Os pesquisadores criaram animais transgênicos carregando uma única cópia da proteína MEC-2 marcada com um rótulo fluorescente. Combinando imagens de fluorescência em um microscópio confocal invertido e a técnica FRAP, um método de microscopia de fluorescência, eles identificaram duas populações diferentes de MEC-2 dentro dos neurônios receptores de toque: um reservatório líquido e móvel, próximo ao corpo celular, que facilita o transporte ao longo do fino neurônios; e uma população madura sólida nas neurites distais. Eles aplicaram estímulos mecânicos à parede corporal do animal usando um dispositivo híbrido microfluídico-pneumático e observaram, em combinação com a técnica de microscopia de fluorescência FRET usada para estudar interações moleculares, que apenas populações maduras sustentam forças mecânicas durante o toque.
Para analisar detalhadamente as propriedades desses condensados proteicos, os pesquisadores reproduziram o processo de condensação no tubo de ensaio e realizaram experimentos de ressonância magnética nuclear, revelando os mecanismos moleculares que levam à condensação e regulam as propriedades mecânicas dos condensados. Além disso, usando uma técnica chamada microreologia de pinça óptica, eles estudaram como as propriedades mecânicas dos condensados de proteínas purificadas mudavam ao longo do tempo.
Mudar de fluido para sólido muda a função dos condensados
Com a ajuda de uma triagem específica de neurônios, Sanfeliu e colegas identificaram que outra proteína, UNC-89 da superfamília Titin, foi responsável por promover a maturação da rigidez dos condensados MEC-2 in vivo. Esta transformação estrutural levou a uma mudança na sua função biológica, que passou de facilitar o transporte da proteína para facilitar a integração e conversão de sinais mecânicos durante a mecanosensação.
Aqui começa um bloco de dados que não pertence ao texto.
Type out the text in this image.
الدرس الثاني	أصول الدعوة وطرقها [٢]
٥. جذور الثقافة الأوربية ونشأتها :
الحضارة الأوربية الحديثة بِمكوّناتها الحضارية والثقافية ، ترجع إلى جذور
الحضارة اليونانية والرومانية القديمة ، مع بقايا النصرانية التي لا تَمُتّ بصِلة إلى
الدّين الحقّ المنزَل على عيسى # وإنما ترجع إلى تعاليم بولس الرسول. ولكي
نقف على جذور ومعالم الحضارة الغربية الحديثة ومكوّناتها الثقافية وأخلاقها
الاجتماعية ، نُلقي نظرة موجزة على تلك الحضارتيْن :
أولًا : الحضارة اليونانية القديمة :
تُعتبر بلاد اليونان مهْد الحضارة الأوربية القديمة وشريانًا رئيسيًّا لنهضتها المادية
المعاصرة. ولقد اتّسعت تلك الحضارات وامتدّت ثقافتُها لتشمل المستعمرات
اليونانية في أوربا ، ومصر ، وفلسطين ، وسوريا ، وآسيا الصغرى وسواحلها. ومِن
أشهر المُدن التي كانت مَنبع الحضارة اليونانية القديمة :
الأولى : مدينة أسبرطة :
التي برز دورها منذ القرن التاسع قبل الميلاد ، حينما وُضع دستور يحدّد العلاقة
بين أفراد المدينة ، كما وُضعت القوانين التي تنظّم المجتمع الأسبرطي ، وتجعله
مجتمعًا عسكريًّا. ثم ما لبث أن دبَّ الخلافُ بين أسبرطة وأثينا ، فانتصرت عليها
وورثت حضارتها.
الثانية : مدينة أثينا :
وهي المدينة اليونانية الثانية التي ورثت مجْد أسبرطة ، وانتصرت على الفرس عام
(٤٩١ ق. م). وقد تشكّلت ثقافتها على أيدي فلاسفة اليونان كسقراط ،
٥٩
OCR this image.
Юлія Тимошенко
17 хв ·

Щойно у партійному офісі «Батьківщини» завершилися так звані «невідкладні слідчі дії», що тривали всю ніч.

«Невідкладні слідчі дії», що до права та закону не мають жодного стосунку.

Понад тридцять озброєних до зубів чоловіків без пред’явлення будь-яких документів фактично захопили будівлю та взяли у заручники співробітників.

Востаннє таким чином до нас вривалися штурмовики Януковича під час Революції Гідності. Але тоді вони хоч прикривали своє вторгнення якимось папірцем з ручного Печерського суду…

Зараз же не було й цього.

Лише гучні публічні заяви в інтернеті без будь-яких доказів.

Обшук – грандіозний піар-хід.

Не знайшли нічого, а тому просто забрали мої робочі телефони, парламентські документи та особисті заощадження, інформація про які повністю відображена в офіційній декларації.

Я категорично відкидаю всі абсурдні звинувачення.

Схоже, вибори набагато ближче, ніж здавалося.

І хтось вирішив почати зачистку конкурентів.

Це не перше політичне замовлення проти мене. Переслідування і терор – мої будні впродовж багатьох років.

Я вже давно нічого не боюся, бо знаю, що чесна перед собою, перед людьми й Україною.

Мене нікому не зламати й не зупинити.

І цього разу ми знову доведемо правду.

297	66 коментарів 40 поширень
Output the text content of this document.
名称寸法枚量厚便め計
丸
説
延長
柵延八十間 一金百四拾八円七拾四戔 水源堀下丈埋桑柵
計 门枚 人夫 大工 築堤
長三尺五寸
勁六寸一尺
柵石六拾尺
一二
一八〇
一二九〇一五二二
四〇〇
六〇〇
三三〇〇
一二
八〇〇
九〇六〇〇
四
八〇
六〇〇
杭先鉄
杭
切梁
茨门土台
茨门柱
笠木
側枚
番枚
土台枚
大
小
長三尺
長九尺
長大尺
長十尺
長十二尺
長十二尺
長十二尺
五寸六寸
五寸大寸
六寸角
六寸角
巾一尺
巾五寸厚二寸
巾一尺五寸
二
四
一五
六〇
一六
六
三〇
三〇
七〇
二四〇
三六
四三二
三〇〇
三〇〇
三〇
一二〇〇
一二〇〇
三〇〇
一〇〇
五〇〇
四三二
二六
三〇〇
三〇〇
Estas descobertas descrevem uma nova função biológica da transição de fase líquida para sólida das proteínas MEC-2. Ainda mais, eles também traçam um novo papel, até então não identificado, para as proteínas UNC-89 nos neurônios.
Dados os papéis significativos que os condensados biológicos desempenham em vários processos fisiológicos e patológicos, uma melhor compreensão das suas funções pode abrir novas possibilidades para terapias e tratamentos inovadores, tais como aqueles que visam compreender os detalhes moleculares que impulsionam as transições de rigidez na saúde e na doença.
“Estamos realmente entusiasmados com o papel da maturação do condensado na mecanotransdução”, comenta o professor do ICFO Michael Krieg, “e em procurar maneiras de investigar como os defeitos na condensação de proteínas atuam no desenvolvimento de distúrbios neurológicos.”
O professor do ICREA no IRB Barcelona Xavier Salvatella conclui “Já se sabe há algum tempo que mudanças nas propriedades materiais dos condensados podem ser prejudiciais e levar a doenças, mas este trabalho mostra como eles também podem ser funcionais e ser regulados por interações proteína-proteína . Foi ótimo contribuir para esta descoberta e esperamos continuar a trabalhar nisso junto com nossos colegas do ICFO “
Este estudo é uma indicação dos esforços colaborativos bem-sucedidos que ambos os grupos de pesquisa tiveram na obtenção desses resultados. Como conclui Krieg, “Esperamos continuar a colaborar com o grupo de investigação de Salvatella no IRB Barcelona, na esperança de encontrar novos resultados surpreendentes que possam ajudar-nos ainda mais a compreender as propriedades mecânicas das células a nível molecular e de sistemas, para resolver problemas de saúde e doenças”.